Other cases of piercing
- When the veil of corporate fiction is made as a shield to perpetuate a fraud or confuse legitimate issues such as the relation of employer and employee. [5]
- When used as a shield for tax evasion. [6]
- When used to shield violation of the prohibition against forum shopping. [7]
- When the separate identity of the corporation is being utilized to violate intellectual property rights of a third person. [8]
May it apply to non-stock corporations?
In the case of International Academy of Management and Economics (IAME) v. Litton & Co, [9] the petitioner IAME argued that the doctrine of piercing the corporate veil only applies to stock corporations. IAME argued that since it is a non-stock corporation, there are no stockholders to hold liable in such a situation but instead only members. Hence, they do not have investments or shares of stock or assets to answer for possible liabilities.
The Supreme Court applied the principle of ubi lex non distinguit, nec nos distinguere, that since the law does not make a distinction between a stock and non-stock corporation, neither should there be a distinction in the doctrine of piercing the veil of a corporation. While IAME is an educational institution, it is still a registered corporation conducting its affairs as such. In determining the proprietary applicability of piercing the veil of corporate fiction, the Supreme Court has not, in a number of cases, addressed the issue of whether a corporation is a stock or non-stock corporation. Moreover, control of ownership does not hinge on stock ownership.
Consequences of corporate veil piercing and who is liable when the veil of corporate fiction is pierced?

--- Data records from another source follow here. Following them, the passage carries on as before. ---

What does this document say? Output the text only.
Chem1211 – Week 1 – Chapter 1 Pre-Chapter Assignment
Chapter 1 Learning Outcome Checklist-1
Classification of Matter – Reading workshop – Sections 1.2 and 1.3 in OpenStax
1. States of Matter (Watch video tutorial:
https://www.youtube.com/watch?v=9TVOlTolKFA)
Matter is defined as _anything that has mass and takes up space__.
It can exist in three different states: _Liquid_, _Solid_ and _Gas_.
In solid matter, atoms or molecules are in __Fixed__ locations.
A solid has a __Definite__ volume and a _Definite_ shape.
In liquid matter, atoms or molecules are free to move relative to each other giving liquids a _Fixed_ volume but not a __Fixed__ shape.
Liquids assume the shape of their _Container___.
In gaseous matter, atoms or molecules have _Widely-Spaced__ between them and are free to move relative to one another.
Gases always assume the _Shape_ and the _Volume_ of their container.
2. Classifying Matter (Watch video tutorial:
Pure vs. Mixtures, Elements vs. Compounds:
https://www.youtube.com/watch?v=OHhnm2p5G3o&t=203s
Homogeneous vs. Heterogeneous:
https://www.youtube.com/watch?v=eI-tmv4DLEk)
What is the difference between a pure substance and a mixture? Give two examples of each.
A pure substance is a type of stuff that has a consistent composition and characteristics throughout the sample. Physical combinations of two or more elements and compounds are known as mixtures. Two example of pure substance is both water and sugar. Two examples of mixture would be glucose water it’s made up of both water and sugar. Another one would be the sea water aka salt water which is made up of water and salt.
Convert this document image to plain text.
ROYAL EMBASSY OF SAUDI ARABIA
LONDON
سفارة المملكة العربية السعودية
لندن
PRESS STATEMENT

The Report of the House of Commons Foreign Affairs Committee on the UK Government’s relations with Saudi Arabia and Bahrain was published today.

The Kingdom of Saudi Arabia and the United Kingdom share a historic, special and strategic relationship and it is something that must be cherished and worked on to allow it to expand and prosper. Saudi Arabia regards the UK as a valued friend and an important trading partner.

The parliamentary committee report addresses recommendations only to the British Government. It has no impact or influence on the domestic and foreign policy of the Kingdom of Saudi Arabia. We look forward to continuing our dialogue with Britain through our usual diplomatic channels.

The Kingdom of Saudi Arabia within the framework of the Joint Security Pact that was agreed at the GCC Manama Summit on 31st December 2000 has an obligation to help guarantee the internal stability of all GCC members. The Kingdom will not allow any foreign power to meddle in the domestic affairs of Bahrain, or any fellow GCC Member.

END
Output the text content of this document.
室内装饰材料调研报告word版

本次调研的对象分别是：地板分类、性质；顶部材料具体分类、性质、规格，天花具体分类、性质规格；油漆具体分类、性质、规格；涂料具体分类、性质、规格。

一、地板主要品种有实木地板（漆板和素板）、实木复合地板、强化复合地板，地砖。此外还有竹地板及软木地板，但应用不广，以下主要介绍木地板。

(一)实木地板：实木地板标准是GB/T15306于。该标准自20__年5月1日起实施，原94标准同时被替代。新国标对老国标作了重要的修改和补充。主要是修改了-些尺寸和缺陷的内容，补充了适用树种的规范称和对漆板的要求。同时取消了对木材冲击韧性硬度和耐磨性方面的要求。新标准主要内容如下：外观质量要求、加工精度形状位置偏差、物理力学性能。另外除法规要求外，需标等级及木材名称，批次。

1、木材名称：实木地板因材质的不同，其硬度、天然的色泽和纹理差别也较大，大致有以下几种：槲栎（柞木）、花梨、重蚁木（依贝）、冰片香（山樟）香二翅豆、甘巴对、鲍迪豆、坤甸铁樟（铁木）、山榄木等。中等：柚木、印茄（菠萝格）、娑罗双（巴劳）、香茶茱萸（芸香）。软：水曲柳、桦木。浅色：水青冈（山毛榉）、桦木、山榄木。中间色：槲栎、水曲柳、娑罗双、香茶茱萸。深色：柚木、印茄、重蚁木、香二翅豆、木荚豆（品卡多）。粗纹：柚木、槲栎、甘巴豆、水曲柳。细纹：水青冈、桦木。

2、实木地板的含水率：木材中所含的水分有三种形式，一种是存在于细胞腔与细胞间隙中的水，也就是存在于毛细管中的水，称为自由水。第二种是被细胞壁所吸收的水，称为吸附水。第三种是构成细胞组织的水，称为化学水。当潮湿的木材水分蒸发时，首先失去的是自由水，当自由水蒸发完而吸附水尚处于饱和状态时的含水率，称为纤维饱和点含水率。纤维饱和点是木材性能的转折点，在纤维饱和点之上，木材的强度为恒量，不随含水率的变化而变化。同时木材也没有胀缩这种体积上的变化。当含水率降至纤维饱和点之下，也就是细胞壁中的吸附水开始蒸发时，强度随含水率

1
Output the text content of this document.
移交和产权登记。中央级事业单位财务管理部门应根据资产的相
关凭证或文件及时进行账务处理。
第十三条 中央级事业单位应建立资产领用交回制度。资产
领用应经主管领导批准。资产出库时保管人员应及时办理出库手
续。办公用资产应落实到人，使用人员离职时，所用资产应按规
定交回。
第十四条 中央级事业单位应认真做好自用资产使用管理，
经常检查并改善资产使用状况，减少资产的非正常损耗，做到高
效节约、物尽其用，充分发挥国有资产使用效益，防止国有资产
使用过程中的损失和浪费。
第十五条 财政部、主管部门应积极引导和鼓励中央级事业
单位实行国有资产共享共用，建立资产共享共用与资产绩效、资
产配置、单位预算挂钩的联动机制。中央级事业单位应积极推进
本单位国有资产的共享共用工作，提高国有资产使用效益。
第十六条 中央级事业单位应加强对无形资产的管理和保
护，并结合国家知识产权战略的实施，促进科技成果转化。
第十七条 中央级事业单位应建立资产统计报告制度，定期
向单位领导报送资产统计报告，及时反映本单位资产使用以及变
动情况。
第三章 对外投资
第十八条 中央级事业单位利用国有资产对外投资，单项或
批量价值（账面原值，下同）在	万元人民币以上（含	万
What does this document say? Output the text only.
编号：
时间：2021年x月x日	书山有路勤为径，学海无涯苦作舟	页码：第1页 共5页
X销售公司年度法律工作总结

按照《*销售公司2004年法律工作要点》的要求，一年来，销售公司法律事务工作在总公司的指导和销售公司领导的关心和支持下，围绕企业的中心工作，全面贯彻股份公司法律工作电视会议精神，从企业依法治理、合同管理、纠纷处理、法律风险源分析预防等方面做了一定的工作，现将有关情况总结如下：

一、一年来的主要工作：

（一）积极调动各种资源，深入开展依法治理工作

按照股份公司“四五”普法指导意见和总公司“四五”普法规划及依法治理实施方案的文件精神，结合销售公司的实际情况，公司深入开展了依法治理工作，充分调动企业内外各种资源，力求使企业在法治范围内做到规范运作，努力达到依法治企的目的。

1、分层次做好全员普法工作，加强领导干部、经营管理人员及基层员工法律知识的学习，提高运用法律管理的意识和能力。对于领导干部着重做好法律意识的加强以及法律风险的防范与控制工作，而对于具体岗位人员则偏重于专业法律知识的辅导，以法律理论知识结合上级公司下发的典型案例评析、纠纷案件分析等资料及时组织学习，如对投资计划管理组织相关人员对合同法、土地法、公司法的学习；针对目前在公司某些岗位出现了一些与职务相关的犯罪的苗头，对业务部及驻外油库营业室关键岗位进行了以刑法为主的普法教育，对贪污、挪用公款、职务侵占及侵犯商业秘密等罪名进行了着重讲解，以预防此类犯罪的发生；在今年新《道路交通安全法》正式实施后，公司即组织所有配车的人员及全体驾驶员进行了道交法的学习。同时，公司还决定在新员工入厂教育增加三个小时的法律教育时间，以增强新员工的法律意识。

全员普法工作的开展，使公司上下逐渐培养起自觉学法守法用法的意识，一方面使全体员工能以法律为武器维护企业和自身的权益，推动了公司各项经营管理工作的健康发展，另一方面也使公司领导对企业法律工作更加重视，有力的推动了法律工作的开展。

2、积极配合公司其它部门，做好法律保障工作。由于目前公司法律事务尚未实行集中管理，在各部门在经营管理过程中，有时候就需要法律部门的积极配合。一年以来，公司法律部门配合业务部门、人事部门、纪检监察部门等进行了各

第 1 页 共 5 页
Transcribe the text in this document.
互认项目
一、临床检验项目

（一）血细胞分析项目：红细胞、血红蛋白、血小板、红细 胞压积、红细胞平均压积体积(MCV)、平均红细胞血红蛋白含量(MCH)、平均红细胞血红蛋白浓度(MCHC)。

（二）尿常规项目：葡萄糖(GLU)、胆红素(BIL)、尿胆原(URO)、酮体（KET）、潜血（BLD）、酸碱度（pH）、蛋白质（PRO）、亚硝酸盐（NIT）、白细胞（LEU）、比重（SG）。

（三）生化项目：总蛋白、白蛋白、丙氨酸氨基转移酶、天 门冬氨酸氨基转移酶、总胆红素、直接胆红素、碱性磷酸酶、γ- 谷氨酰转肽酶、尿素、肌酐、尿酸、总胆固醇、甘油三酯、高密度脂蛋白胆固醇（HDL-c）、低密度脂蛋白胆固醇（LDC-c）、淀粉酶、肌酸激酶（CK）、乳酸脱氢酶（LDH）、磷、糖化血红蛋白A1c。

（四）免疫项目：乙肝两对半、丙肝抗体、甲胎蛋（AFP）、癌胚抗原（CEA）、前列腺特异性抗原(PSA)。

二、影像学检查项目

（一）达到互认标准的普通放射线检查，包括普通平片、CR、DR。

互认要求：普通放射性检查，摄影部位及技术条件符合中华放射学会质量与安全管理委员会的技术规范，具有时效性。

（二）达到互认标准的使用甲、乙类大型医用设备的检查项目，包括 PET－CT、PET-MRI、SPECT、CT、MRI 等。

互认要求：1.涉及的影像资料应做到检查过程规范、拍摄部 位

When the corporate veil is pierced, the effect is that the corporation and persons who controls or owns the corporation, or those who are responsible for the complained acts, are treated as one person, such that when the corporation is found by the courts to be liable, these persons too become liable.
Footnotes:
[1] REVISEDCORPORATION CODE, Rep. Act. No. 11232, Section 2.
[2] Tayag v. Benguet Consolidated Inc., G.R. No. L-23145, 29 November 1968
[3] Kukan International Corporation v. RM Morales Trophies and Plaques, G.R. No. 182729 , 29 September 2010
[4] California Manufacturing Company, Inc v. Advanced Technology System, G.R. No. 202454, 25 April 2017
[5] Claparols, et al., v. Court of Industrial Relations, et al., G.R. No. L-30822, 31 July 1975
[6] Commissioner of Internal Revenue, G.R. No. L-17618, 31 August 31, 1964.
[7] First Philippine International Bank et al., v. Court of Appeals et al., G.R. No. 115849, 24 January 1996.
[8] Uy et al., v. National Labor Relations Commission, G.R. No. 157851, 29 June 2007.
[9] International Academy of Management and Economics (IAME) v. Litton & Co., G.R. No. 191525, 13 December 2017.